Une alternative au WTC III qui, depuis lundi soir, contient quelque 500 lits mis à la disposition des demandeurs d'asile, est envisagée. Le but est de proposer à ces derniers un meilleur pré-accueil, a indiqué le bourgmestre de Bruxelles Yvan Mayeur. Une réunion s'est tenue samedi soir avec le premier ministre Charles Michel ainsi que différentes ONG et la plateforme citoyenne impliquées dans le dossier.

"Lors de la réunion, toute les parties impliquées dans le dossier s'accordaient sur le fait qu'une solution de pré-accueil des demandeurs d'asile devant s'inscrire à l'Office des Etrangers devrait fonctionner 24 heures sur 24. Il faut également leur proposer des lieux de vie et pas uniquement un lit de camp. Pour cela, il faut un espace suffisant et le WTC III ne correspond pas à ces besoins ni au nombre de personnes", a indiqué le bourgmestre de Bruxelles Yvan Mayeur.
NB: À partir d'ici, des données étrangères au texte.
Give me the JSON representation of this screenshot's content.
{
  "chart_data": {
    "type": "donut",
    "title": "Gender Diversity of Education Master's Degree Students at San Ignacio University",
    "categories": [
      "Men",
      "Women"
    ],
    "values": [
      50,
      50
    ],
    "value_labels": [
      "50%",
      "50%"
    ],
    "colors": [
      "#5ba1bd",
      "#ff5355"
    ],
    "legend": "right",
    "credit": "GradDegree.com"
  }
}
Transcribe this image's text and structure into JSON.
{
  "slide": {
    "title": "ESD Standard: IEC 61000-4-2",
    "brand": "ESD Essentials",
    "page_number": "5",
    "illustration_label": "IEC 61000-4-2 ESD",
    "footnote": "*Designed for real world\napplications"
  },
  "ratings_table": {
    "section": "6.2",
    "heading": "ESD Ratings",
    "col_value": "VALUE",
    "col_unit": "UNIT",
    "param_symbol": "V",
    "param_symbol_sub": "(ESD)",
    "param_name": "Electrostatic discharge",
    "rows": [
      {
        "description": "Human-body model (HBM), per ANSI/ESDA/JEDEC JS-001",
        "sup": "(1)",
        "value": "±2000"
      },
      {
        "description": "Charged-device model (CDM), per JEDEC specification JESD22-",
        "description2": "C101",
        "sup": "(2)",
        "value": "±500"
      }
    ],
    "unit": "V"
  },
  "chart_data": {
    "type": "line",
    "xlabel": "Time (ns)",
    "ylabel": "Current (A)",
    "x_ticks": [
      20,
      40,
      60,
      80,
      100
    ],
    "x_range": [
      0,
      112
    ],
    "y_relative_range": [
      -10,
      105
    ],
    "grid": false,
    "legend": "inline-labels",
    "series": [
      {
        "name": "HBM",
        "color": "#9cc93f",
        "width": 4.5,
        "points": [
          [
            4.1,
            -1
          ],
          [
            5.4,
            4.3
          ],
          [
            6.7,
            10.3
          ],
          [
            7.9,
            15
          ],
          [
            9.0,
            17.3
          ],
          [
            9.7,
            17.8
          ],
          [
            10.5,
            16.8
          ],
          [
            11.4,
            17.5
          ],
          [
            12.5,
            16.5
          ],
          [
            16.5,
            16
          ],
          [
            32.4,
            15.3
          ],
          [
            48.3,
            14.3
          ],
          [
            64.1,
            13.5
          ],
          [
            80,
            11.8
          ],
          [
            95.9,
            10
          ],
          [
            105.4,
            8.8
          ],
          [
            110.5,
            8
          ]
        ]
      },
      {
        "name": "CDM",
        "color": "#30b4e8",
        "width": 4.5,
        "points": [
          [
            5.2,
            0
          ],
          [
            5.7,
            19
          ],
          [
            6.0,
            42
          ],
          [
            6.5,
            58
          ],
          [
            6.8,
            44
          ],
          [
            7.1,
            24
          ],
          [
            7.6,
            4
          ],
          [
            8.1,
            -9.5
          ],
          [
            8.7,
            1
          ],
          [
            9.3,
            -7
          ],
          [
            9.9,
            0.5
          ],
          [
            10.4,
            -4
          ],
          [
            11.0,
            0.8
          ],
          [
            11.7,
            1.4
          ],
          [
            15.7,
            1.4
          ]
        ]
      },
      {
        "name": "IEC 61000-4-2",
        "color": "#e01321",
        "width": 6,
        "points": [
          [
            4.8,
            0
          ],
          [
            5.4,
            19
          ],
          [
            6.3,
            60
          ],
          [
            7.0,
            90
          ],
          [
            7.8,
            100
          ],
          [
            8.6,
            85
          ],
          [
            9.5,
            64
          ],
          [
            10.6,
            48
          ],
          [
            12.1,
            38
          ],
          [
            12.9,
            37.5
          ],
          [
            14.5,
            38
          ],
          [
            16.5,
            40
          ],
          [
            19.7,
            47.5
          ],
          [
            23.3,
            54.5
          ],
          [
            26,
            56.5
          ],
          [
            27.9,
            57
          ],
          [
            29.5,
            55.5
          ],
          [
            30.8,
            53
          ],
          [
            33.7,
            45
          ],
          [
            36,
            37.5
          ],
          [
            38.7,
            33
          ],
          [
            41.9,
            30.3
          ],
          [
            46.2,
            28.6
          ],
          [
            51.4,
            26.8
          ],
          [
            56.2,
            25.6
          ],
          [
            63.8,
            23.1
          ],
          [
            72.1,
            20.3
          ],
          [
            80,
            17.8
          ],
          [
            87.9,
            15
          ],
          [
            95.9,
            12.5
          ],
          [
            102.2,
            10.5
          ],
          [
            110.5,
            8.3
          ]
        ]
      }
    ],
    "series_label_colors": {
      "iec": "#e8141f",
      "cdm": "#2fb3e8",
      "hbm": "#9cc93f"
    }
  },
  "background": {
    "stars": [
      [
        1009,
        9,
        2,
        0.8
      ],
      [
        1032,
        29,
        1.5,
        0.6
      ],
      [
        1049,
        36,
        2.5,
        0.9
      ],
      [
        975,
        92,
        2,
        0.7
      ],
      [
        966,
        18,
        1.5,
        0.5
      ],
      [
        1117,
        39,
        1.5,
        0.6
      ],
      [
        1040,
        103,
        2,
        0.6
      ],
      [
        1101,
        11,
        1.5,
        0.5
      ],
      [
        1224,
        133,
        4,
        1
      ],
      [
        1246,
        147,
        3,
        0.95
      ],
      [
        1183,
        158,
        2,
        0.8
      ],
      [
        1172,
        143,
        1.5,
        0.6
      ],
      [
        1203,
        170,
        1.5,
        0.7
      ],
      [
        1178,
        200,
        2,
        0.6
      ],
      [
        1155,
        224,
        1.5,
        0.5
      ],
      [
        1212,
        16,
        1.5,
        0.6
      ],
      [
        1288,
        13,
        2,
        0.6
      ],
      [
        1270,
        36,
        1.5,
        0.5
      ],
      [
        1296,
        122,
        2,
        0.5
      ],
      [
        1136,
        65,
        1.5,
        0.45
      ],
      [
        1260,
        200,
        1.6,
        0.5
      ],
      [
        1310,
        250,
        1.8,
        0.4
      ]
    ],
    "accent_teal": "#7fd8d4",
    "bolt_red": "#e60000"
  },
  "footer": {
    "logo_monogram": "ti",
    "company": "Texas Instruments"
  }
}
"Nous cherchons donc d'autres pistes et d'autres bâtiments susceptibles de les accueillir dans de bonnes conditions pour la période de pré-accueil, qui devrait être la plus limitée possible mais qui s'étale actuellement sur une semaine", a-t-il ajouté.

Le cabinet Michel n'a pas souhaité commenter la teneur de la réunion. "Nous souhaitons travailler en coopération constructive et ce dans l'objectif de trouver des solutions le plus rapidement possible à la question de l'hébergement des demandeurs d'asile", a précisé Frédéric Cauderlier, en charge de la communication du premier ministre Charles Michel.

Depuis lundi soir, quelque 500 lits sont à la disposition des demandeurs d'asile au premier étage du bâtiment de bureaux WTC III, dont l'accueil est géré par la Croix Rouge par le biais d'une trentaine d'employés présents quotidiennement sur les lieux. Une quinzaine de douches y seront installées dans les jours qui viennent et la distribution de soupe et de sandwiches y sera assurée dès ce week-end. Le bâtiment se trouve à côté du parc Maximilien, en face de l'Office des Etrangers, où campent depuis une dizaine de jours entre 800 et 1.000 demandeurs d'asile.